I went to the resort’s morning stretch class and ended up teaching it with yoga. There was a couple from Philadelphia I helped with their back pain, and even the bow-legged employee Smiley I gave exercises to help his condition. I miss teaching adult yoga. Perhaps I will return one day. Grow Medical Marijuana in the basement of my father’s house and offer other herbs and yoga therapy. It might make the right combination.

In Jamaica I could just rest and let go. Floating around in the Caribbean waters, I found that staying focused on the present and letting go of thoughts, and by gaining awareness of old patterns, stories, that no longer serve me I get some distance from the thoughts and patterns, which allows a certain energy to be released, a certain spell to be broken. The traumas and grief of the past are finally gone, a story, a house, let go. Like the house the old man hauled around in the movie UP, which we watched on the plane.

How that old attachment really makes things difficult, hold you down. They really are grooves in the koshas, your layers of being. You have to lift them out of the layers, smooth out the surface again, float around in the Caribbean water and feel your body supported, free, safe. There is a turning point, a new story all together. Like the sun gaining length again after the winter solstice. The shift. Re-patterning really takes hold. The old yearbooks of military history and authority and sorrow have faded. There is peace. You are rooted in being. Grounded in a feeling of peace and safety. You don’t have to be or feel unhappy anymore. You don’t have to be confused or upset. You don’t have to act out the rage that your mother had inside her, the frustration, the powerlessness, the grief and fear. You get to feel at rest, at peace, in balance and aware and it feels great. And happy. I was happy, floating around in the Caribbean sea in Jamaica. And although I knew the moment would pass and I'd be back home eventually facing difficulties and fears, I felt a shift in attitude. Something good and beautiful and loving is going to happen in life, regardless of everything else. Regardless of any old tragedy.

What do you do with the memory of the tragedy? You create art out of it.

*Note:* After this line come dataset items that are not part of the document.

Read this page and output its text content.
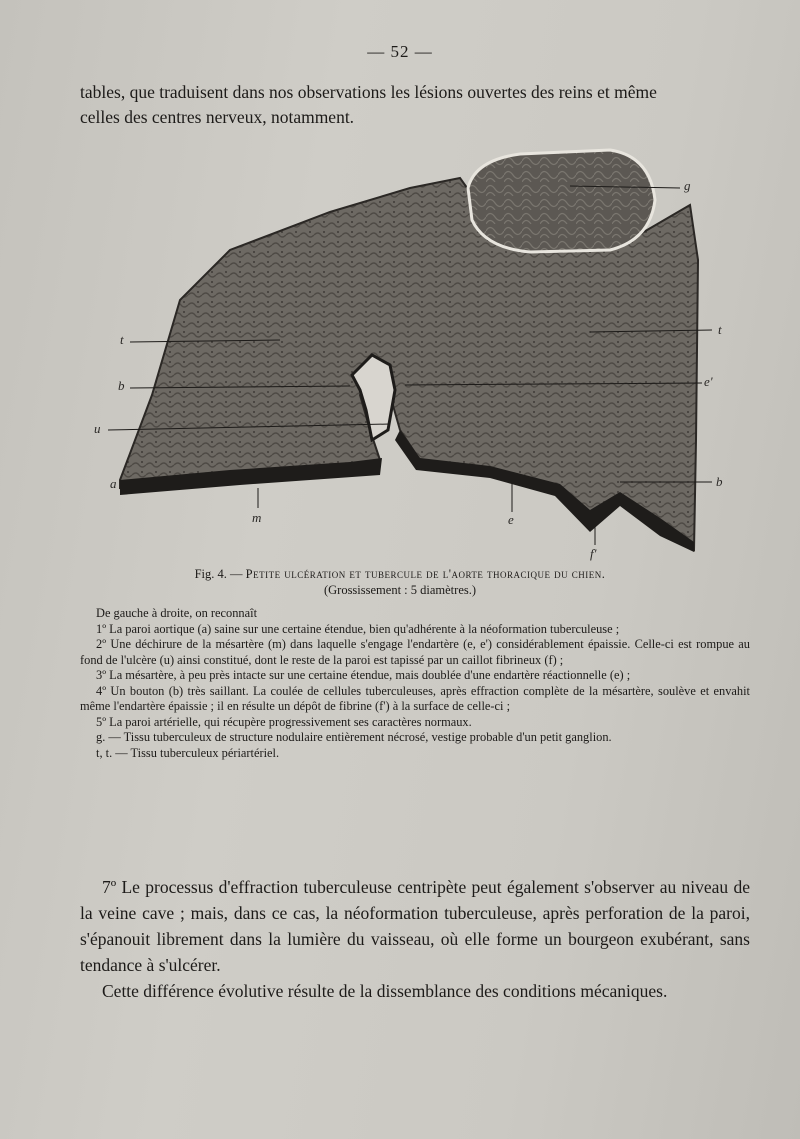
— 52 —

tables, que traduisent dans nos observations les lésions ouvertes des reins et même

celles des centres nerveux, notamment.

g
t
t
b	e'
u
a	b
m	e
f'
Fig. 4. — Petite ulcération et tubercule de l'aorte thoracique du chien.
(Grossissement : 5 diamètres.)

De gauche à droite, on reconnaît

1º La paroi aortique (a) saine sur une certaine étendue, bien qu'adhérente à la néoformation tuberculeuse ;

2º Une déchirure de la mésartère (m) dans laquelle s'engage l'endartère (e, e') considérablement épaissie. Celle-ci est rompue au fond de l'ulcère (u) ainsi constitué, dont le reste de la paroi est tapissé par un caillot fibrineux (f) ;

3º La mésartère, à peu près intacte sur une certaine étendue, mais doublée d'une endartère réactionnelle (e) ;

4º Un bouton (b) très saillant. La coulée de cellules tuberculeuses, après effraction complète de la mésartère, soulève et envahit même l'endartère épaissie ; il en résulte un dépôt de fibrine (f') à la surface de celle-ci ;

5º La paroi artérielle, qui récupère progressivement ses caractères normaux.

g. — Tissu tuberculeux de structure nodulaire entièrement nécrosé, vestige probable d'un petit ganglion.

t, t. — Tissu tuberculeux périartériel.

7º Le processus d'effraction tuberculeuse centripète peut également s'observer au niveau de la veine cave ; mais, dans ce cas, la néoformation tuberculeuse, après perforation de la paroi, s'épanouit librement dans la lumière du vaisseau, où elle forme un bourgeon exubérant, sans tendance à s'ulcérer.

Cette différence évolutive résulte de la dissemblance des conditions mécaniques.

I think of my grandmother, whose husband starved to death in a forced Mitzubishi tin mine outside of Tokyo during World War II. How my grandmother survived concentration camps and the soul-destroying hells of war with children. How those scars on the children and mother and family run deep. Generations deep. For I am her all over again, a widow with children.

I see this abundance of food at the resort, the people at my service. I think of my father, as a little boy separated from his mother. My Oma, not knowing whether he is dead or alive for two years. My father, eating snails from the river that was also the latrine to survive. Eating snakes and burying dead old men.

The grief is in the body. It is in the heart. Little by little you can coax them out, just like the mold in the basement, and get a good look. And then we see that it was not really anything, a story, a passage of time, in life. A book on the shelf, a memory, and we return to the present and it’s radiance and it is that radiance that makes us safe and happy.

The End of Food book I read was amazing. We really are headed for disaster. How I am returning to my healthy self again, no drinking, a regular routine. Because it really reprograms you.